Jim Waterson in the Guardian: "Labour’s mass complaint to the press regulator Ipso over this summer’s press coverage of Jeremy Corbyn’s visit to a Tunisian cemetery in 2014 has been dropped, according to individuals at the newspapers involved. The party made the unprecedented decision to complain against most national newspapers, complaining that the Sun, the Times, the Telegraph, the Daily Mail, the Express and Metro had misrepresented the event, which saw the Labour leader attend a ceremony commemorating Palestinians who died in the country. The party had complained that the articles suggested he was commemorating members of the Black September terrorist group or those who carried out the 1972 Munich massacre, which Corbyn denied."

Dan Hodges @DPJHodges on Twitter: "Corbyn’s decision to drop his complaint over the wreath laying confirms what we always knew. The press told the truth. He didn’t....Corbyn’s decision also confirms something else we’ve always known.
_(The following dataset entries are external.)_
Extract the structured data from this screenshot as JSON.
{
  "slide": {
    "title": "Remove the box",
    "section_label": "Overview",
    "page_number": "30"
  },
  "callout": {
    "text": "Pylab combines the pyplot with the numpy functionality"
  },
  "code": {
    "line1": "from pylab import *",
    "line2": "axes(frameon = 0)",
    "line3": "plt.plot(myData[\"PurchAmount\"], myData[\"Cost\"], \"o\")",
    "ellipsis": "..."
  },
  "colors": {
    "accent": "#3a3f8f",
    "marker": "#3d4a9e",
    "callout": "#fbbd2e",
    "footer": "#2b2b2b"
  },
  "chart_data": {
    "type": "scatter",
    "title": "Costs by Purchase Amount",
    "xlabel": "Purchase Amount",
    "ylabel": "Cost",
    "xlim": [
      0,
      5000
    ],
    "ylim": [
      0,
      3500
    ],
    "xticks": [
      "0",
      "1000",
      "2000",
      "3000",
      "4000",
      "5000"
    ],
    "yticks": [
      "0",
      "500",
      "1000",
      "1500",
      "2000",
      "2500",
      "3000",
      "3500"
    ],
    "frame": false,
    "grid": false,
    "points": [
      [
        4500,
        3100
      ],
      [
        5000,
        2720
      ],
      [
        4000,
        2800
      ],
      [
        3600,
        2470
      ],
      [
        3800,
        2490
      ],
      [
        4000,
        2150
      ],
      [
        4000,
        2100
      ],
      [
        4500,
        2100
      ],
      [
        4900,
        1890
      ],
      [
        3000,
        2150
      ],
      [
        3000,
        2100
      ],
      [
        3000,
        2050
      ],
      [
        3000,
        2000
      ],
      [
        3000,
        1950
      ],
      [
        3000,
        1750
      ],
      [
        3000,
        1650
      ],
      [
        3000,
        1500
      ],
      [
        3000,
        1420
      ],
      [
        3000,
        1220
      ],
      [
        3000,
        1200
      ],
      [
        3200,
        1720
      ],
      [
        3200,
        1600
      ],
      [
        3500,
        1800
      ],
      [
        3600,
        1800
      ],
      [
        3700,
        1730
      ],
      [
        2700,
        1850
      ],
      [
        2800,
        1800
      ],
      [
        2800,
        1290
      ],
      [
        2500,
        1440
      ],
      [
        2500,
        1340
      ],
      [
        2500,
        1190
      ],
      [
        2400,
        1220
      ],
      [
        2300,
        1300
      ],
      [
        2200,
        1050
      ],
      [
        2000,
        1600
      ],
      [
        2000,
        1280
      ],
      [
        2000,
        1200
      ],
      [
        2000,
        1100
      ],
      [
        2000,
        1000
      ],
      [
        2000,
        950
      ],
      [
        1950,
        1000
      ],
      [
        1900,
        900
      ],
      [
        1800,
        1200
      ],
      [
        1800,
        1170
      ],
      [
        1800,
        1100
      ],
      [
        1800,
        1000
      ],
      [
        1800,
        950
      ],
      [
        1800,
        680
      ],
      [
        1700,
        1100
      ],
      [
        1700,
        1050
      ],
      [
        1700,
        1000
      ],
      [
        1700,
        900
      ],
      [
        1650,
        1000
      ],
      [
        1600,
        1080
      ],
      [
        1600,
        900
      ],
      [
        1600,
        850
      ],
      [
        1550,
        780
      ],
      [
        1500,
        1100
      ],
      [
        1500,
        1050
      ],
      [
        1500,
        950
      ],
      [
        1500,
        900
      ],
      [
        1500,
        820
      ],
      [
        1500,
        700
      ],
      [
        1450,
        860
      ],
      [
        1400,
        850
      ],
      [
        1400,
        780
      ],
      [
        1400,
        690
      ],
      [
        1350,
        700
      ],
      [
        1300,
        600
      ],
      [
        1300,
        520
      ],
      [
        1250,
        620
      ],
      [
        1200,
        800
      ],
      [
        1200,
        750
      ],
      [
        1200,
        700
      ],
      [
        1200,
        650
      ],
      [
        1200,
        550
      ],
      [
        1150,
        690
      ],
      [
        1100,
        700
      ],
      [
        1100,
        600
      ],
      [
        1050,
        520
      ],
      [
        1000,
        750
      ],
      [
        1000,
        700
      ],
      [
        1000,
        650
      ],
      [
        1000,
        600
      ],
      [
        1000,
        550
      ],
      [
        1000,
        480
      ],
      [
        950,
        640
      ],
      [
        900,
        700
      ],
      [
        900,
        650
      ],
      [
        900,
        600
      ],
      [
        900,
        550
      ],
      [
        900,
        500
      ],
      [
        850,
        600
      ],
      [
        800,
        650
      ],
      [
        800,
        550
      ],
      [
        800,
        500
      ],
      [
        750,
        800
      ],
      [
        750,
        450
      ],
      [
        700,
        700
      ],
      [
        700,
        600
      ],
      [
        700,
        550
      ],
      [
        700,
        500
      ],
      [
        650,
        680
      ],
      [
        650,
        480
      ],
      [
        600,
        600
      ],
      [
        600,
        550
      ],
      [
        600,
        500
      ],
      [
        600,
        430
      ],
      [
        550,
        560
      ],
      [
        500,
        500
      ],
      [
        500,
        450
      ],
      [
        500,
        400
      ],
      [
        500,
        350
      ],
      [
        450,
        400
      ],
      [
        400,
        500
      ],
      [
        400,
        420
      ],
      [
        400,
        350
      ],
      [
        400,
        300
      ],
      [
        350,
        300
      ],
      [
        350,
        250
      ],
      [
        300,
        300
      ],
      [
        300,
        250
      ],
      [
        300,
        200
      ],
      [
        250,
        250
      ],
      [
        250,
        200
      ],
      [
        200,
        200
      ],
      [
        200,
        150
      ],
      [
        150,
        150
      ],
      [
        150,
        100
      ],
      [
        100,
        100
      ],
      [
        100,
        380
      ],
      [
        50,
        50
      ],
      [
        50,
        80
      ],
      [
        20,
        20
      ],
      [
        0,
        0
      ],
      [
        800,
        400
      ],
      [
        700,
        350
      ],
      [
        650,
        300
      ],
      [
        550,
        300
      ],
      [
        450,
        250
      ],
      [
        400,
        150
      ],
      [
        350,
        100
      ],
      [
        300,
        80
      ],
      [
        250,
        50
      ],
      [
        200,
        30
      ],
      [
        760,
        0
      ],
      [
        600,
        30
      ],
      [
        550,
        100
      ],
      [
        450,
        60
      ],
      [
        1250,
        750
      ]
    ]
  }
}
His definition of a ‘media smear’ is in reality a factual news report that paints him in a negative light."

  • The Guardian has further reported: "It can now be revealed that the complaint was shelved after the party missed a deadline to tell Ipso that it still wanted to push ahead with the challenge to newspapers. Labour is now asking the press regulator to make an exception to its rules and reopen the case despite missing the deadline, on the basis of the “extenuating circumstances” that officials were too busy dealing with party conference preparations and a staff member had been ill for several days."